Facebook, twitter, le tumblr du lycée... Toute la planète est au courant de la dispute qui les a séparés dans la nuit du 18 au 19 février. En revanche, peu sont ceux à en connaître les raisons : et c'est précisément ce pourquoi je suis attendu, ce vendredi, au Café Yéti.

Le 19 février, c'est l'anniversaire de la création de Blurdale. Les établissements scolaires ferment pour toute la journée, alors rien ne nous empêche d'aller glander dans notre endroit préféré. En l'occurence Benjamin, Ana, Maé, Darlene et moi (car Mace a un déjeuner de prévu).

Il est aux alentours de midi lorsque je me faufile hors de chez moi, essuyant une remarque désobligeante à l'égard de ma tenue. D'après Jil, porter des vans SK8 est une véritable insulte envers ceux qui pratiquent vraiment le skate.

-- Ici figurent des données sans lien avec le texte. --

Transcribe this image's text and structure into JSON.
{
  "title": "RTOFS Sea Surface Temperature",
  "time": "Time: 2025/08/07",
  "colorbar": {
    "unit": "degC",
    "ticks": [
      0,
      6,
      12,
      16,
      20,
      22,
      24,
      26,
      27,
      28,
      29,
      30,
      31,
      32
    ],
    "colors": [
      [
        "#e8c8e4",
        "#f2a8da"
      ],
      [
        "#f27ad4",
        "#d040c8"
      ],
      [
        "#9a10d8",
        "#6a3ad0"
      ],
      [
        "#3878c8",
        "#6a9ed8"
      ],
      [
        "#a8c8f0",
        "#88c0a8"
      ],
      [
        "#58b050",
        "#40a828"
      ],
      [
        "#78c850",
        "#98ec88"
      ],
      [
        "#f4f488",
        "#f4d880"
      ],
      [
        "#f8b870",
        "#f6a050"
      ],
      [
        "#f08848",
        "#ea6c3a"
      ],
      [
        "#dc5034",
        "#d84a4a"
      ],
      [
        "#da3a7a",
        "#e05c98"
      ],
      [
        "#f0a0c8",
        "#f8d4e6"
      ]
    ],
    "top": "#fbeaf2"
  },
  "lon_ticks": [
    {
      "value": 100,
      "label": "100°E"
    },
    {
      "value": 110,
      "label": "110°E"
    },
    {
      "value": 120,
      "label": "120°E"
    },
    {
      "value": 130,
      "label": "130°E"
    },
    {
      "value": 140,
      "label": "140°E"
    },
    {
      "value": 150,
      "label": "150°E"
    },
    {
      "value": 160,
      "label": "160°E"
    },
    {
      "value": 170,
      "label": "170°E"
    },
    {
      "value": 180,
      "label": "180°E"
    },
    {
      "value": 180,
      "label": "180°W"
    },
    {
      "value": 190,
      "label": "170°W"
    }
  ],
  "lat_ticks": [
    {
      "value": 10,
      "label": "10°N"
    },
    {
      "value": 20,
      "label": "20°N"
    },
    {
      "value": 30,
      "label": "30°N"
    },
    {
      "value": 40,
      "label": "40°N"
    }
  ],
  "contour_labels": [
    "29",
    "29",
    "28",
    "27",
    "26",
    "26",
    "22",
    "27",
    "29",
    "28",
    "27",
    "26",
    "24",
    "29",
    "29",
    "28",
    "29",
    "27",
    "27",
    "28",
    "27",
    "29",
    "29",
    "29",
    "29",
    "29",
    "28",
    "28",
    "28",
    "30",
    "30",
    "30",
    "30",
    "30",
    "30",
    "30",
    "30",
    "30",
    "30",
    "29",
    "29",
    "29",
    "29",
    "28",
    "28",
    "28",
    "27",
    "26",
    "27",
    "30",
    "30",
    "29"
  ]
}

Je suis le dernier à arriver. Les filles se sont installées à la table du fond, près de la cheminée, et bavardent avec entrain. Ben, quant à lui, s'efforce de patienter sans que son exaspération ne vienne les déranger. Paré de son air un peu trop hautain, je me serais douté qu'il n'apprécierait pas rester seul en compagnie des filles.

« Ah bah tout-de-même ! s'exclame Darlene. On pensait que tu t'étais fait bouffer par Jil...

— Ha. Ha. » je lâche à son intention.

La blonde éclate de rire et m'invite à prendre place sur la banquette, près d'Anastasia. Nous saluons alors la gérante et lui passons commande. Deux assiettes de frites, des nachos au fromage et des bretzels devraient faire l'affaire.

Maé a désormais les cheveux blancs. Exactement comme Jil – mais en meilleure santé j'imagine – si bien qu'il m'est difficile de lui parler sans éprouver une pointe d'agacement au souvenir de la frangine. Darlee, quant à elle, semble au contraire extrêmement fascinée par cette nouvelle coupe tandis que Ben n'est pas du tout de cet avis. Les trois discutent avec animation, animosité pour Benjamin qui n'est jamais content, et deux ou trois nachos viennent se loger dans les boucles de l'importun.

Puis il y a Ana. Les paupières rouges et un maquillage trop forcé, comme pour camoufler ses yeux gonflés, elle tapote nerveusement le rebord de la table. Nous sommes comme invisibles aux yeux des autres, et c'est avec douceur et discrétion que je me penche à son oreille.

« Ana, je suis désolé pour ce qu'il s'est passé avant-hier. Je ne voulais pas te froisser.

Elle croise mon regard. Elle hésite à me croire, car au fond elle me savait la tête ailleurs, mais son ego lui indique de ne pas céder.

— Ana, tu sais que je peux être vraiment stupide parfois...

— C'est bon, c'est bon. Je te crois, elle marmonne en fixant le vide.

— Laisse-moi au moins te réconforter, tu veux bien ? »

Les comissures de mes lèvres s'élargissent, laissant place à ce sourire inquiet qu'elle apprécie tant. Alors sans se presser, la rousse vient se lover contre moi, le haut de la tête à hauteur de mon menton. Lentement, je place ma main au creux de ses reins.

Cela semble la rassurer. Des volutes de fumées s'échappent des plats encore chaud, ses yeux brillent lorsque je la serre contre moi. Elle sent fort le savon, comme si elle avait passé la matinée à noyer ses larmes sous la douche.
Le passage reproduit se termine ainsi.